La constance de cette appréciation repose sur l’économie du référé : la mesure n’emporte ni tranchée du fond ni constat d’abus. La réserve sur les frais irrépétibles préserve la neutralité du stade probatoire et évite de préjuger des responsabilités indemnitaires. Le choix d’exiger une consignation de 1 500 euros, sous délai, renforce cette rigueur procédurale tout en garantissant la célérité des opérations.
B. Les incidences pratiques de la mission ordonnée et les garanties du contradictoire
La mission, finement structurée, embrasse l’ensemble des postes patrimoniaux et extrapatrimoniaux, avant et après consolidation. Elle prévoit un pré‑rapport, des dires et une réponse, assurant un contradictoire effectif et documenté. L’ordonnance interdit les entretiens non contradictoires avec un sapiteur mandaté par une partie, ce qui matérialise l’exigence d’impartialité. Elle précise aussi que l’expert devra déposer son rapport dans un délai de six mois, renforçant la prévisibilité procédurale.

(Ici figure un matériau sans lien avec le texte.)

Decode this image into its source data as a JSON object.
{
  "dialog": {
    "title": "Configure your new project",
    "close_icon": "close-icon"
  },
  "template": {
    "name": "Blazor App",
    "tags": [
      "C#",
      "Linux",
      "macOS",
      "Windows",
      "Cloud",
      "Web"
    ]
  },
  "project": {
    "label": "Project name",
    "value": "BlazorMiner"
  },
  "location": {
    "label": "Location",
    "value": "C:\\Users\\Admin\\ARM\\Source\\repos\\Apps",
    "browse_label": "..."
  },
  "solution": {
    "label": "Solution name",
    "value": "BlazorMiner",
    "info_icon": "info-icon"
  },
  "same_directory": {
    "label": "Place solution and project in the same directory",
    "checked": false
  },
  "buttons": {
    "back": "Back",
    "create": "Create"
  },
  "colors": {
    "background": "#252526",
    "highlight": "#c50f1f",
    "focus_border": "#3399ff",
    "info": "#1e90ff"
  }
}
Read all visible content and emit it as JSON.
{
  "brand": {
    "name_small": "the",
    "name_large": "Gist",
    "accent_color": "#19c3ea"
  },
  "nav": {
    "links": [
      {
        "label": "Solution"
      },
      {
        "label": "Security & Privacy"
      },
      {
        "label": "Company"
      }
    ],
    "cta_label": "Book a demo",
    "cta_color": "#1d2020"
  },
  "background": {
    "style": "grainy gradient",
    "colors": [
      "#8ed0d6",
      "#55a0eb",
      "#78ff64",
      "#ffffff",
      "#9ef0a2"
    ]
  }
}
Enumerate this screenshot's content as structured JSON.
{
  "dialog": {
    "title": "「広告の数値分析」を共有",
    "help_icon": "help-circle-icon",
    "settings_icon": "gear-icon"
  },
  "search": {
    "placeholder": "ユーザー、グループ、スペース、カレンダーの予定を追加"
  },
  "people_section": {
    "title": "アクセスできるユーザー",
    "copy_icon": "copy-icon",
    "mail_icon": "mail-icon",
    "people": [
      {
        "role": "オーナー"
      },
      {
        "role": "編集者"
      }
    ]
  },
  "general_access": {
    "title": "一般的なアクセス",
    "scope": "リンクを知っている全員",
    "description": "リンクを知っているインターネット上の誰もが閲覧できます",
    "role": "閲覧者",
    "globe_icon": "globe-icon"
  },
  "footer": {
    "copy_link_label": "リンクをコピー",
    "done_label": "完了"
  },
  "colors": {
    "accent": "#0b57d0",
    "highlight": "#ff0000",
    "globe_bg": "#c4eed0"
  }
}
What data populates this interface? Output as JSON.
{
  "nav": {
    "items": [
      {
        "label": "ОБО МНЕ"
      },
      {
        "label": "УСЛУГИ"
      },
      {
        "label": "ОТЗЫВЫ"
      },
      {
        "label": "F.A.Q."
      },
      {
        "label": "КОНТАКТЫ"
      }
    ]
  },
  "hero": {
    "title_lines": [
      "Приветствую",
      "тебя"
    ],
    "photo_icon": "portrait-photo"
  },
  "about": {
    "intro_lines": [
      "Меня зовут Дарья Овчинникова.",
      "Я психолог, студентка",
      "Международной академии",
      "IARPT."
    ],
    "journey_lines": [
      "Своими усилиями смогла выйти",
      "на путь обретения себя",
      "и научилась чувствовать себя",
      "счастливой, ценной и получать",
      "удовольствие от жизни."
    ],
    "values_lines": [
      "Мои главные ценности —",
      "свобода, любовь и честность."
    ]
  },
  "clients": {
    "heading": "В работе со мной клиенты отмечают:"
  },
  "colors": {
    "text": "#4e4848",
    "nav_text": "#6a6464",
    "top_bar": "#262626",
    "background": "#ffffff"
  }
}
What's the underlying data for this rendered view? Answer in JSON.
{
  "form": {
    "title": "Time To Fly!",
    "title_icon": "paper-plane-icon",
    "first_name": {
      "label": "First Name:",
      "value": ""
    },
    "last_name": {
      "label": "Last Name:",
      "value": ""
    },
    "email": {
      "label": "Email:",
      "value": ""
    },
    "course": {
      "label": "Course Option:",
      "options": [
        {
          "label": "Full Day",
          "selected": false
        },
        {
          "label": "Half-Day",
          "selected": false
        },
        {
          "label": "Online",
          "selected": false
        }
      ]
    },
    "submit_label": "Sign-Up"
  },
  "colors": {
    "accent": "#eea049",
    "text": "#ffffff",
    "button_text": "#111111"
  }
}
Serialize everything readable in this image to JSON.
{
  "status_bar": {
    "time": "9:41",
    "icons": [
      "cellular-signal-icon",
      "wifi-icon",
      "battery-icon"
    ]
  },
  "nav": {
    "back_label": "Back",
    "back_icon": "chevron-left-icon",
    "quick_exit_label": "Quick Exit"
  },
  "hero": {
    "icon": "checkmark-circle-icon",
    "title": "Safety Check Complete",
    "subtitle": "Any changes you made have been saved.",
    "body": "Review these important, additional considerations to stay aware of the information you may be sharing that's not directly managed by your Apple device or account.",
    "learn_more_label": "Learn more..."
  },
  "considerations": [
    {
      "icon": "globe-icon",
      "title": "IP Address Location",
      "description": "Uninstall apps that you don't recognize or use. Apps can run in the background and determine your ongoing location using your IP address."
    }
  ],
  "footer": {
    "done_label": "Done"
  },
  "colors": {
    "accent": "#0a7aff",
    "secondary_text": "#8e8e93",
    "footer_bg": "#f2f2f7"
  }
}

La portée de la décision tient également à sa flexibilité en cas de non‑consolidation persistante. L’ordonnance permet le dépôt d’un rapport intermédiaire et l’organisation d’un nouvel examen, afin de ne pas figer une situation clinique évolutive. En choisissant d’« ORDONNER une expertise médicale » tout en cadrant strictement ses modalités, la juridiction offre une voie probatoire proportionnée, adaptée aux enjeux d’une réparation intégrale et respectueuse de l’égalité des armes.